Tra le manifestazioni popolari dedicate all’avvento del Maggio, si ricorda anche la festa del Majo di San Giovanni Lipioni che, fino a qualche anno fa, aveva come principale intento quello di rinnovare la promessa dell’amicizia fra la gente del borgo, con un patto di reciproca solidarietà. Un rito da collegarsi, probabilmente, anche a quello del Ver Sacrum dei popoli italici e dunque anche dei Sanniti. In occasione del Majo veniva preparata una ghirlanda di fiori formata di mazzetti di ogni specie e sorretta da un “majo” fatto di fasci di canne. Al termine della funzione religiosa, a ogni famiglia si faceva dono di un mazzetto di fiori benedetti, recitando uno stornello. Anche i giovani ricevevano doni, come uova e vino, quale promessa di futuro vincolo maritale, distribuiti, insieme ai fiori, fino a tarda notte, o addirittura fino all’alba del nuovo giorno.
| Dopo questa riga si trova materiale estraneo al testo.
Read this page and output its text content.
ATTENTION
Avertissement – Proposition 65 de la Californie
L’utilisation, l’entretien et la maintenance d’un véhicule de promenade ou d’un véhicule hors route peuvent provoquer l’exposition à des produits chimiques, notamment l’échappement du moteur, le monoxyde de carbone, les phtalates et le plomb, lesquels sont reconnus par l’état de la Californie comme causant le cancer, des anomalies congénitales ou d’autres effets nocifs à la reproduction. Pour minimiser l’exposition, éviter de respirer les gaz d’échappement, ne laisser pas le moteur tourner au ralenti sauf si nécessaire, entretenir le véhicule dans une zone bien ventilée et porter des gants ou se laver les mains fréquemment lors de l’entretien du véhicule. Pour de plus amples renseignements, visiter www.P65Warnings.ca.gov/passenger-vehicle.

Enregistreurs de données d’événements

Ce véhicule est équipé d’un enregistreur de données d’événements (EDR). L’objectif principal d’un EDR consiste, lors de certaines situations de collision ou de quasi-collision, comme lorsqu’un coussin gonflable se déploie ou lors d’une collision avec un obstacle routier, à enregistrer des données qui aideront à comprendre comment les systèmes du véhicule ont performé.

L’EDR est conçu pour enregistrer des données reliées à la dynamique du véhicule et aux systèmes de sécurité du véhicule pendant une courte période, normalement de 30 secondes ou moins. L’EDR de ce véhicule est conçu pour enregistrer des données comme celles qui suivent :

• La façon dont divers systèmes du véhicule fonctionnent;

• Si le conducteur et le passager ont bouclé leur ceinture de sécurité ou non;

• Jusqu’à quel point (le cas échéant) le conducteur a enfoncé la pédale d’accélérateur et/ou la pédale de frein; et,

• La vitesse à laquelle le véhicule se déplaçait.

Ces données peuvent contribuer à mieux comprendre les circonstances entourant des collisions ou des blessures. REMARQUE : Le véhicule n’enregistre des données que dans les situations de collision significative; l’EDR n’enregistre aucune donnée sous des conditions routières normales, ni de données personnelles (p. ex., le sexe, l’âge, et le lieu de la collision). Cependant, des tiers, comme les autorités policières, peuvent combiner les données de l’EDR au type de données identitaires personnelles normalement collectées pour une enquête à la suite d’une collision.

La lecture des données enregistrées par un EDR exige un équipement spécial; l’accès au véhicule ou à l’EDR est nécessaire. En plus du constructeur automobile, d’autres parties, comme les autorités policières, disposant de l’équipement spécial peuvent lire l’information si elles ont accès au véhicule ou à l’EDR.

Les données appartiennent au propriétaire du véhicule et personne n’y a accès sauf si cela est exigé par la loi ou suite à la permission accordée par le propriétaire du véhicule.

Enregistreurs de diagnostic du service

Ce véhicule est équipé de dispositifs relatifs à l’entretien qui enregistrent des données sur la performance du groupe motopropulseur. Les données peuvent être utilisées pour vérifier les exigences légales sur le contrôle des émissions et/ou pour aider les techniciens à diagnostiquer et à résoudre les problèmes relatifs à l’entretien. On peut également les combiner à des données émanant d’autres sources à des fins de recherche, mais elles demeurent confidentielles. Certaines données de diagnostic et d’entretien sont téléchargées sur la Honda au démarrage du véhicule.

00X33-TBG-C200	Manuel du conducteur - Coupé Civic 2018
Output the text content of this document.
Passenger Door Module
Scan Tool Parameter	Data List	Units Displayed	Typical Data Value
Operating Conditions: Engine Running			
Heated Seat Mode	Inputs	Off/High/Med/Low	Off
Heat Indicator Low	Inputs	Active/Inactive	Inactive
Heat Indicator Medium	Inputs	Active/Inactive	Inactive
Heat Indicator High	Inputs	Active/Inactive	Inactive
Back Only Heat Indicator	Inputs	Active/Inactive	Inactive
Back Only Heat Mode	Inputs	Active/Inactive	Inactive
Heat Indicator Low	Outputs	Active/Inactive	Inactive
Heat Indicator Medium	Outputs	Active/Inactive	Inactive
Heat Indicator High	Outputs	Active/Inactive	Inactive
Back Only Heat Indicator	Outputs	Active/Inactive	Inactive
La Pagliara Maje Maje di Fossalto

A Fossalto, in provincia di Campobasso, invece, c’è il festeggiamento della Pagliara Maje Maje, cono ricoperto di fiori, fave ed erba, che ogni anno, nella prima giornata del mese di maggio, parte e attraversa le strade del paese in segno propiziatorio. Una sfilata storica e molto sentita, accompagnata non solo dalle donne del paese, che da balconi e finestre gettano acqua sulla Pagliara, ma anche bambini vestiti con abiti tradizionali, turisti e il suono della “Scupina”. Si tratta di un rituale di inizio di primavera, di quelli che un tempo avevano un valore essenziale per l’economia e l’identità di gruppo. Gettare l’acqua sul carro di erbe e di fiori rappresenta un gesto di magia, fatto in maniera simpatica, al fine di invocare la pioggia, quando l’economia era prevalente rurale e si cercava di propiziare la morbidezza e la floridezza del terreno ma può anche essere visto come un gesto di rinnovamento della natura. Il cono sta a personificare il maggio e sulla sua sommità è posta una croce, anch’essa ottenuta con fiori. La Pagliara viene indossata da un uomo in modo da coprire tutto il corpo lasciando una piccola apertura per il viso e gira per tutto il paese annunciando l’arrivo del maggio, con l’accompagnamento musicale di una zampogna. mentre i getti di acqua si riversano, dai balconi e dalle porte di case si alzano le grida “rascia, Maje!” (abbondanza, maggio!). Alla fine del giro, la Pagliara viene collocata in piazza, davanti alla casa del parroco, la croce viene staccata dalla sommità e consegnata al sindaco, mentre il cono viene deposto nell’orto del prete. Subito dopo si distribuisce a tutti i presenti la Lessima, una tradizionale zuppa di legumi, cereali, formaggio, pane e fave fresche. È un rito antico che si perde nei secoli, una manifestazione singolare e unica in tutto il Molise. Una festa per tutti, molto sentita dalla popolazione e svolta di anno in anno con grande serietà e determinazione.